As the heading suggests, I think we have seen a lot of this thinking along with IoT. 3D printing too – don’t you want a 3D printed house!? A non-hardware analogy is the many potential “applications” of blockchain. Whenever a new buzzword comes along, get ready, these kinds of bad ideas will come back around.
5. Employee of the Month (10 – 25% improvement on an existing product)
These may be the hardest bad ideas to sort through. They feel like great concepts, often genuine improvements to common products that would be applicable to large numbers of people. That’s why I call these “Employee of the Month” ideas, since they would make you a star… if you worked at a company that already made that existing product. But chances are you don’t. So the temptation is to start making that existing product yourself, including your improvement. But you then realize you have to reinvent the wheel on what may be 100 years of developments. While your innovation may make the product 25% better, your execution of the underlying product category may be 50% worse. You’re still behind. And you still haven’t marketed, found distribution, etc, which all the existing firms have. If your innovation does turn out to be an improvement, someone will likely copy it, or at least find another solution. You can’t patent a problem.
So what to do? There may still be a path forward on these sorts of ideas. Find a company, maybe in China, already making the mature product, and work with them on a version including your innovation. Or maybe try to reduce your improvement into a separate product/module that can be sold to manufacturers or end users. Patent and license – but this probably won’t get you far, unless you’ve cured cancer (and it better be a common form of cancer).

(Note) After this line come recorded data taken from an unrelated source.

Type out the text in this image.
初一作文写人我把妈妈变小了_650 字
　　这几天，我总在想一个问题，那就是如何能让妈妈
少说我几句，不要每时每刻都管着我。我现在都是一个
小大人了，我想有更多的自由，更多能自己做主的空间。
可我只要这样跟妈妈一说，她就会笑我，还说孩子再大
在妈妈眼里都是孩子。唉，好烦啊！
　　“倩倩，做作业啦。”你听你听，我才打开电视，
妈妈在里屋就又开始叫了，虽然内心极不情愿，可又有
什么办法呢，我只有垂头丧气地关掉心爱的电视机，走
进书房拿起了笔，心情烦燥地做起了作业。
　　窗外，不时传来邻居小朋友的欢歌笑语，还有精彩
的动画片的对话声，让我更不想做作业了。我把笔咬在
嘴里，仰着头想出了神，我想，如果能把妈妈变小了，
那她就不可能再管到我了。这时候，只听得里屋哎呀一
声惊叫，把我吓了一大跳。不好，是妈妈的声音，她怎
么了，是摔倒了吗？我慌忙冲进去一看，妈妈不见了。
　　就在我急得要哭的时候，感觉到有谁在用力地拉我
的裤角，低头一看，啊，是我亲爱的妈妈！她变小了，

Or… get a job at a company that already makes this kind of product. Not what you (or I) probably want to hear, but this may be the best way for you to have your impact on the world if there is a particular product category you enjoy thinking about.
I believe all hardware ideas, even good ones that deserve execution, likely have elements of these issues. But it is best to be clear about where the issues lie in a given concept, and work to actively solve or address them. Or simply identify as a bad idea, and move on.